Les deux patrouilles exécutent dans ce secteur un chassé-croisé, de façon à viser ensemble aux points extrêmes et à se croiser au centre.
C’est là le meilleur moyen de barrer un front le plus complètement tout en gardant une liaison parfaite.
Si une des patrouilles engage un combat, l’autre vient la renforcer en employant la tactique décrite plus haut.
Il n’a guère été fait jusqu’ici de groupement supérieurà 6 ou 8. Il sera facile d’en prévoir, quand le besoin s’en fera sentir en s’inspirant de principes analogues.
On n’a jamais essayé, non plus, jusqu’ici, de patrouille offensive mixte, composée de monoplaces d’attaque en tête, et de biplaces ou triplaces de retraite en queue. Cette formation pourrait être intéressante dans les secteurs où, comme dans les Flandres actuellement, l’ennemi se dérobe, et où il faut porter le combat à 12 ou 15 kiloms., chez lui.
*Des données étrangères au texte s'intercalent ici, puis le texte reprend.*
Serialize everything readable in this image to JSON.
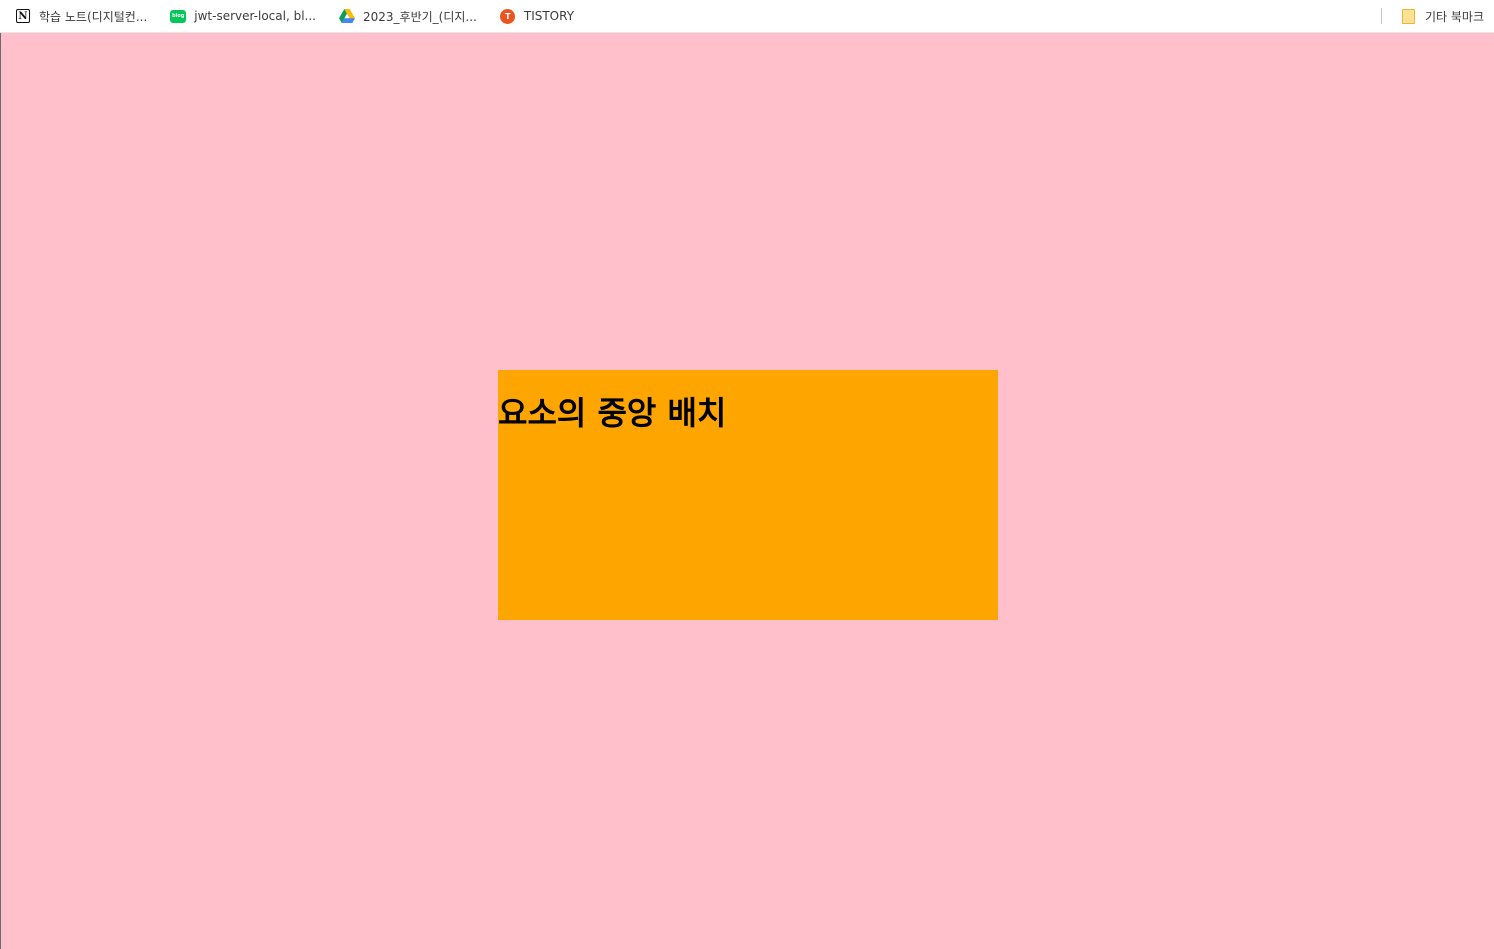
{
  "bookmarks_bar": {
    "items": [
      {
        "label": "학습 노트(디지털컨...",
        "icon": "notion-icon"
      },
      {
        "label": "jwt-server-local, bl...",
        "icon": "naver-blog-icon",
        "icon_text": "blog"
      },
      {
        "label": "2023_후반기_(디지...",
        "icon": "google-drive-icon"
      },
      {
        "label": "TISTORY",
        "icon": "tistory-icon",
        "icon_text": "T"
      }
    ],
    "other_bookmarks": {
      "label": "기타 북마크",
      "icon": "folder-icon"
    }
  },
  "page": {
    "background_color": "#ffc0cb",
    "box_color": "#ffa500",
    "heading": "요소의 중앙 배치"
  }
}
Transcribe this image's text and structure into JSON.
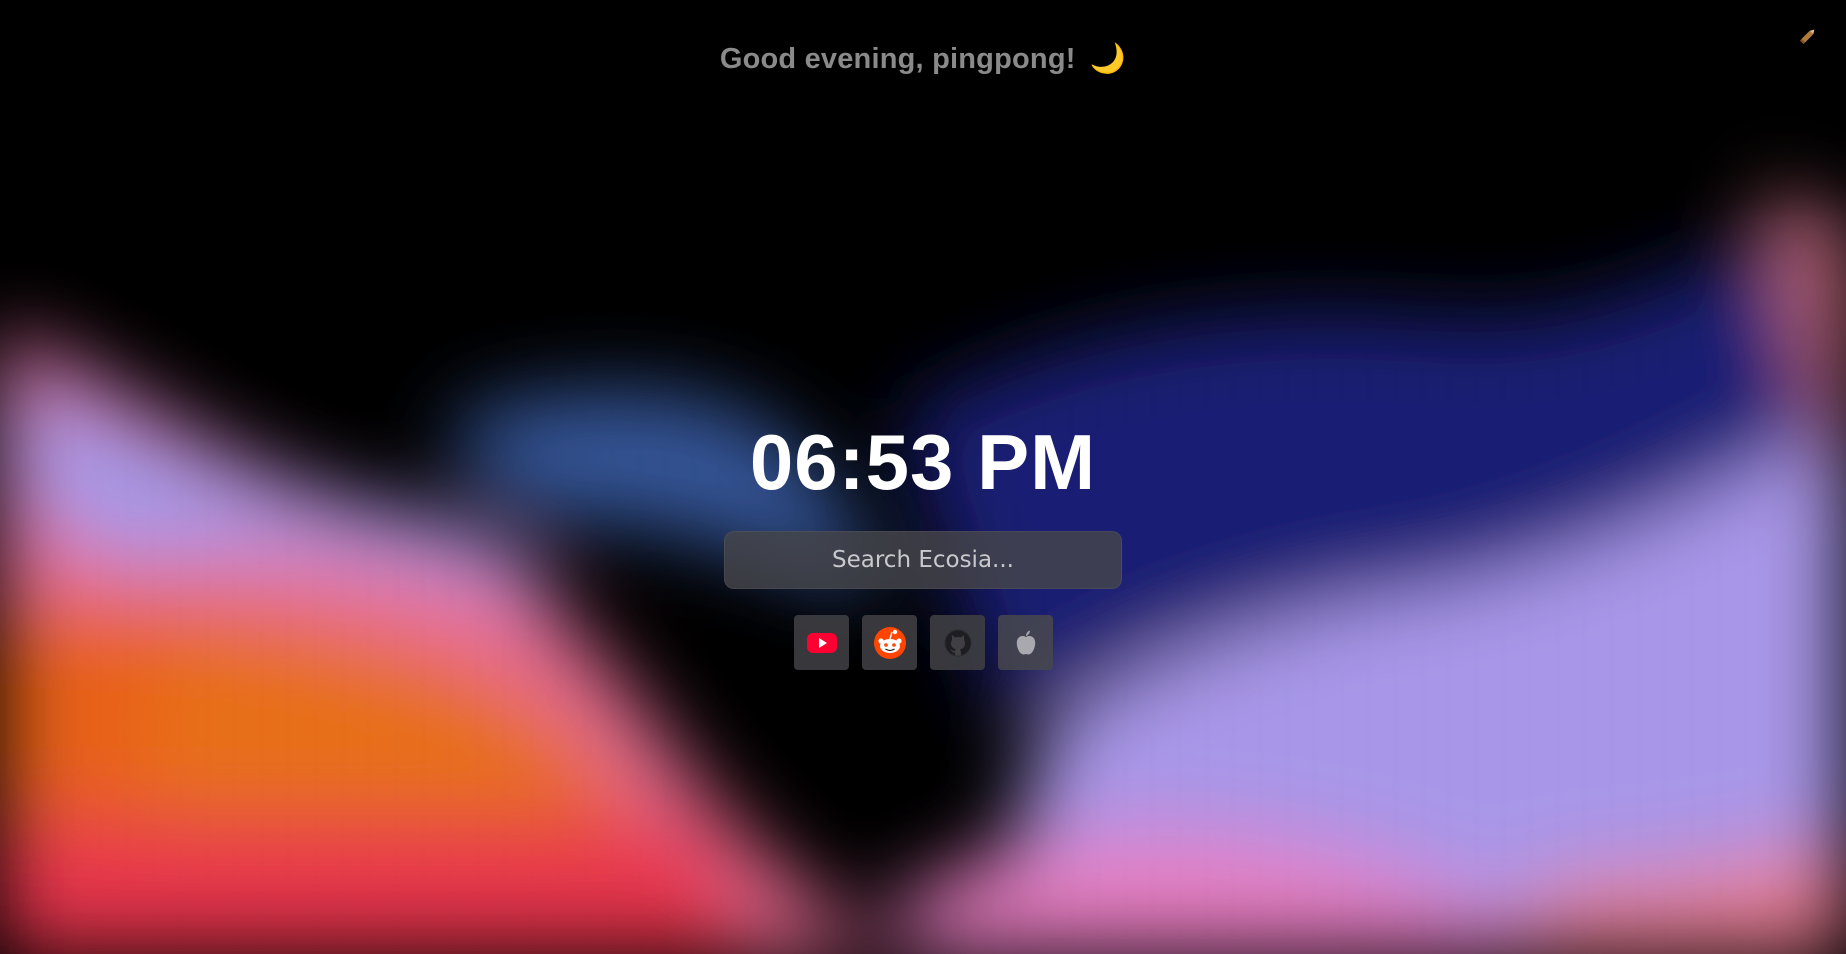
{
  "greeting": {
    "text": "Good evening, pingpong!",
    "emoji": "🌙"
  },
  "clock": {
    "time": "06:53 PM"
  },
  "search": {
    "placeholder": "Search Ecosia..."
  },
  "shortcuts": [
    {
      "name": "YouTube",
      "icon": "youtube-icon"
    },
    {
      "name": "Reddit",
      "icon": "reddit-icon"
    },
    {
      "name": "GitHub",
      "icon": "github-icon"
    },
    {
      "name": "Apple",
      "icon": "apple-icon"
    }
  ],
  "edit": {
    "icon": "pencil-icon"
  },
  "colors": {
    "orange": "#ff6a1a",
    "pink": "#ff7ab8",
    "lavender": "#b7a8ff",
    "navy": "#1a1d6e",
    "youtube_red": "#ff0033",
    "reddit_orange": "#ff4500"
  }
}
Le décrochage est toujours pour le monoplace une manœuvre délicate. Elle pourrait être aidée par les bi-, ou triplaces, doués d’un formidable tri en retraite.
Il est difficile de rien présumer de cette formation, mais l’essai en semble tentant.
Règlement de Manœuvre
Le règlement de « manœuvre » en usage au G.C.12 a jusqu’ici donné toute satisfaction. Au départ le guide indique son remplaçant éventuel et désigne à chacun sa place et son rôle.
Il donne un point de rassemblement à la verticale d’un point donné à une hauteur déterminée. (Si plusieurs patrouilles partent ensemble, du même terrain, chacune reçoit un point et une altitude de rassemblement différents).
Les avions se mettent en cercle à main gauche au point de rassemblement ; le premier qui aperçoit le guide (reconnaissable à son N° ou à ses banderolles) le serre immédiatement à distance et place réglementaires.
La patrouille fait boule de neige et se constitue rapidement.
Dès quelle est en ordre, le guide balance les ailes et part vers les lignes, au ralenti. La seule façon de conserver sa patrouille groupée est de marcher toujours à environ 200 tours de moins que le maximum.
Pedant la march, le guide surveille constamment sa troupe, ralentit ou accélère suivant les nécessités, attend les retardataires.
Il évite autant qu epossible les à-coups, les changements de direction brusques. Il examine continuellement les alentours, et surtout les derrières de sa troupe pour éviter toute surprise.
Code de signaux : les signaux de commandement ou d’avertissement ont été simplifiés à lextrême.
Le balancement d’une aile sur l’autre signifie : « Garde à vous ennemi proche »
Un deuxième balancement : Attaque
Pendant la mêlée, le balancement veut dire : « Ralliement derrière le guide».
Ces trois signaux sont pratiquement suffisants.
Au cours de la ronde, un renversement signifie « Je suis obligé de rentrer ne vous occupez plus de moi. »
Si au cours de la ronde, un Pilote aperçoit un ennemi que le guide semble ne pas voir, il vient à hauteur de ce dernier et l’avertit en balançant des ailes. Sans aucun prétexte, il ne doit attaquer le premier, ni quitter la patrouille pour attaquer seul. Dans l’Aviation plus que partout ailleurs, la cohésion est difficile et exige la plus grande discipline.
Les résultats ont été concluants.
Le principal facteur de succès, et sera toujours un bon Chef de patrouille, et chaque Chef d’escadrille, doit se former avec soin et patience.
Les qualités maîtresses sont :
Une bonne vue
Une bonne expérience,
Beaucoup de tête et la tête froide,
De la prudence qui n’exclut pas la hardiesse
De la décision et de la manœuvre.
Avec cela et une troupe bien entrainée, secondée par la supériorité très réelle de nos avions de chasse, un combat doit presque toujours se terminer heureusement.